Отвечая на вопрос Сургучева, как ему назвать его повесть, Горький предлагает ему на выбор четыре заглавия, тут же критикуя их: «Губерния» — широко, «Губернский город» — тоже, кажется, не идет, а «Губернатор» — слишком фиксирует внимание на одном лице и может повредить рассказу; «Перед концом» — шаблонно». Золя изобретает до двадцати вариантов заглавия своего романа, пока не останавливается наконец на слове «Жерминаль». Стендаль указывал: «Чтобы книга хорошо расходилась, она должна иметь интересное заглавие», — и заботился о том, чтобы оно заинтересовало читателя, указывало на общий смысл изображаемого явления и вместе с тем обладало музыкальностью звучания. «Назвав однажды свой роман «Жюльен», Стендаль вдруг «резко прервал себя среди разговора и сказал: «Что, если назвать его «Красным и черным»?»

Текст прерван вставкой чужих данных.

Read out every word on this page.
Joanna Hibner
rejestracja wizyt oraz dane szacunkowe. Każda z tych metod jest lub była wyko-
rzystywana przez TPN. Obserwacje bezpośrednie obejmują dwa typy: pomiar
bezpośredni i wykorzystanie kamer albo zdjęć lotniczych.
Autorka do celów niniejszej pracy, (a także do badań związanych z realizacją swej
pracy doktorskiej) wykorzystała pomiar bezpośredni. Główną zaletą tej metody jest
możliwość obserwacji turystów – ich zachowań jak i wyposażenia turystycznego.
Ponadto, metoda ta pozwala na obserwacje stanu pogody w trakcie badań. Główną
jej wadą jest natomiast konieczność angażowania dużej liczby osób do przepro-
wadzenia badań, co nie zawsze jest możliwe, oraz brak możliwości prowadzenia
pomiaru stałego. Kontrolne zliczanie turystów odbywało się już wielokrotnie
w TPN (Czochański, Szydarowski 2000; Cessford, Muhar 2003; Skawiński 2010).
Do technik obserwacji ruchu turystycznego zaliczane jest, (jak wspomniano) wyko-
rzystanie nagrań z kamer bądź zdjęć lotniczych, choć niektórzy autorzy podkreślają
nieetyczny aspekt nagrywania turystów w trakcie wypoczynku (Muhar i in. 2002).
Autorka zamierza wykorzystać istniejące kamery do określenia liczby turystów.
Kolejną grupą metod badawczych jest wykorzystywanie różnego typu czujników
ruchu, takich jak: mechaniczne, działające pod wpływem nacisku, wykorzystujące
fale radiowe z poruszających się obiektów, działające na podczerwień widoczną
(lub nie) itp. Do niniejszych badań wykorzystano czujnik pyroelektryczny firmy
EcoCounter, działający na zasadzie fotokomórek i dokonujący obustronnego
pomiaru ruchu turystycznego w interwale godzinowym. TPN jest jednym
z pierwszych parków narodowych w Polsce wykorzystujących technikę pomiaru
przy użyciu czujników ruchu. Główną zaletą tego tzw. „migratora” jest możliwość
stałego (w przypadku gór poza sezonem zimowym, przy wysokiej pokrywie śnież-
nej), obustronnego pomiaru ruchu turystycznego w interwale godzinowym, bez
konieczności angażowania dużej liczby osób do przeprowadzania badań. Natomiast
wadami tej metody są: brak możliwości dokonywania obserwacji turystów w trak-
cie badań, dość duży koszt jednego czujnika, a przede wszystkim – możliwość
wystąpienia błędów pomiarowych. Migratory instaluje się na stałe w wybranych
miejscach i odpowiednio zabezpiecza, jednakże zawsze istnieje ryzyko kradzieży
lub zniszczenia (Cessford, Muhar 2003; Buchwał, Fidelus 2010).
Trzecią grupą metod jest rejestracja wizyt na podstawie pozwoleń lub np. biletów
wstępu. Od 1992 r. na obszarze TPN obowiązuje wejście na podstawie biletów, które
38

Работа над заглавием обычно делает его более выразительным. Таковы замены пушкинского «Ямба» на «Чернь», поэмы «Кавказ» — на более конкретное заглавие «Кавказский пленник», повести «Самоубийца» — на «Выстрел», «Зимнего приключения» — на «Метель»; «Старого музыканта» Бальзака — на полное фамильярной иронии «Кузен Понс». Замечательны и тургеневские замены. Роман «Борис Вязовнин» приобретает новое заглавие — «Два приятеля». Комедия «Студент» переименовывается в «Месяц в деревне»: это несравненно лучше оттеняет общий смысл, и, кроме того, фигура студента Беляева вовсе не является центральной. Превосходны аллегорические замены Тургенева: повести «Инсаров» — на «Накануне», повести «Две жизни» — на «Дым» (ср. у Гончарова замену заглавия «Художник» на «Обрыв», подчеркивающую расширение идейных тенденций этого романа). Тургенев иногда менял заглавия под влиянием советов редактора или издателя. Так, повесть «После смерти» переименована была в «Клару Милич», а цикл произведений под общим названием «Senilia» — в «Стихотворения в прозе».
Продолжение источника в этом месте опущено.